Because of it, instead of being dismissive or unimpressed, he gets very shaken and frustrated when Kou promises things he doesn’t believe in.
Kou have a lot of power over Mitsuba, which Mitsuba doesn’t nescesarily appreciates.
He wants to get closer but he also want a break from Kou.
Mitsuba isn’t very good at handling strong emotions, but he also has the bad habit of dismissing casual feelings or forgetting them.
He may be a very sweet supernatural, more emotional and empathetic than most, but in the end, he is still a supernatural: He does not get attached to people easily, and have an odd sense of priority.
He doesn’t have a high standard of how ‘caring or nice or alive’ someone need to be for them to be worthy of being his friend, he just want someone, anyone, to hold on to.
And yet he unconciously doesn’t allow himself that.
We can’t justify his sudden lack of interest in Nene, who was the closest thing to a certified ‘friend’ he got in Hell of Mirrors as him putting a mental block on her after learning of her lifespan: He just has no desire to be closer to her, be it because she wasn’t awake when he was told he is a frankenstain and therefore doesn’t see Mitsuba as the monster he sees himself, so he feels a disconnect, or because of something else, but regardless, he has convinced himself that she isn’t someone that he can care about, or isn’t someone that will care about him.
The same goes for the broadcasting club.
It is understandable why he doesn’t consider Tsukasa a friend, since despite how useful and competent Tsukasa is (he kidnaped no.4 as a present for Mitsuba, keeps him alive, gives him no.3 power and so on), he is hurtful and scary.
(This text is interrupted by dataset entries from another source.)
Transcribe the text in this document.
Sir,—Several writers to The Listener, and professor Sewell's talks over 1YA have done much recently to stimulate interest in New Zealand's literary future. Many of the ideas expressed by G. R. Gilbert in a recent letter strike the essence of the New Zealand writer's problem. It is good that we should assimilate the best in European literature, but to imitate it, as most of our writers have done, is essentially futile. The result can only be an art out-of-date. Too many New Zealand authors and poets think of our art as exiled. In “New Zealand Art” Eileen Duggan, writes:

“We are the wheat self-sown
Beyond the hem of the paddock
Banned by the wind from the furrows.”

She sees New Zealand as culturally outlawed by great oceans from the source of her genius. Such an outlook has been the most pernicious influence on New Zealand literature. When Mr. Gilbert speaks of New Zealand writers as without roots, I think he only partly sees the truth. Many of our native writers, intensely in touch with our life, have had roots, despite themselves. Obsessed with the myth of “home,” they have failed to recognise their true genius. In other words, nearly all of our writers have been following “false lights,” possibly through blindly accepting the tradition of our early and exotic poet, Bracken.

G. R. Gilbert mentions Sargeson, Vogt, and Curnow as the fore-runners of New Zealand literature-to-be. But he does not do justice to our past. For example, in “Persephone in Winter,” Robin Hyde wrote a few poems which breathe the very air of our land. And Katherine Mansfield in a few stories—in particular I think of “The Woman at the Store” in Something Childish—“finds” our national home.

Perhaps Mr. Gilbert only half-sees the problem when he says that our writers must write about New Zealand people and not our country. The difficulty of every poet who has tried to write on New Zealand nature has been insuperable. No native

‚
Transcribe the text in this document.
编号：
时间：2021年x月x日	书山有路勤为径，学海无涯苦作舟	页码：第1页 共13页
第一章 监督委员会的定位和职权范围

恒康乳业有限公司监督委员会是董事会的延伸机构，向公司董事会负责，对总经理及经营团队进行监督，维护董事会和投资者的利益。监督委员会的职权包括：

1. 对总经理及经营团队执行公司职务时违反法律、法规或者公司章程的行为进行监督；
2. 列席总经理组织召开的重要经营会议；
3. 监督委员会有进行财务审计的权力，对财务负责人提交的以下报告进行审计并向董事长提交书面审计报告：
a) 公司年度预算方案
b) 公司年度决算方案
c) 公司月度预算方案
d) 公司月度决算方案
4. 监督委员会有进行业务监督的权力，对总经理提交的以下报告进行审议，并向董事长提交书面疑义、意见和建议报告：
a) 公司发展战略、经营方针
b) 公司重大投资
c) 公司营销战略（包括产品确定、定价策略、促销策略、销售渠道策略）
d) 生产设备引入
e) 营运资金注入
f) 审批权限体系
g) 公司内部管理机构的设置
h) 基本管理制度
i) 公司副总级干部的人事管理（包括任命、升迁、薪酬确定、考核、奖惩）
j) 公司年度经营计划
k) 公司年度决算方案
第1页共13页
But Natsuhiko and Sakura have shown to worry about him and go out of their way to make him happy.
They welcomed him with open arms, and they may not be perfect, but they do try to listen to him, they do care.
Natsuhiko was genuinely distressed when Mitsuba was in danger. He may be very goofy, but he tries to help enough that even Mitsuba acknowladge.
But Mitsuba does not consider Natsuhiko a friend, an annoying sibling, or anything.
No matter how desperate he should be to connect with others so he doesn’t feel empty he just... don’t.
He can’t put a label to the people he surrounds himself by, not on his own. He doesn’t cling to any bond he might have created, so he still feels alone, and with no reason to stay in the near shore.
He gave up on his current connections.
He gave up on being human and making new connections.
He would have gived up on the idea of friends as well, if it wasn’t for Kou.
Kou have a lot of power over him, and Mitsuba want to be Kou’s friend very badly but he was basically told point blank Kou doesn’t feel comfortable calling him in specific a friend.
He does get his hopes up after Kou jumps off the roof for him in picture perfect, but throughout all of the manga, Kou never called him a friend, he only ever called Sousuke a friend.
So once Mitsuba’s body started be unable to hold itself together, and he had to eat supernaturals to stay around, any kind of hope grew too troubling, not worth the pain and self hate of merely existing, so Mitsuba gave up on being his friend. He decided he just doesn’t care anymore. About anything
Or so he told himself.
The moment he sees Kou all happy to see him and worried about his health, he can’t look him in the eye. He either doesn’t have the courage to hurt his feelings (cause he knows Kou's sadness makes him super uncomfortable), or his determination to die wavers.
He hold on to him, and instead of giving up on this connection too, his ‘last wish’ is to spend time with Kou.
He still clearly want to be Kou’s friend, or more than friends, he just didn’t want to think about it.
The penguin destruction wouldn’t have distressed him so much otherwise. The idea of going to a festival with Kou wouldn’t be useful if Mitsuba didn’t get excited and looked forward to hanging out with Kou.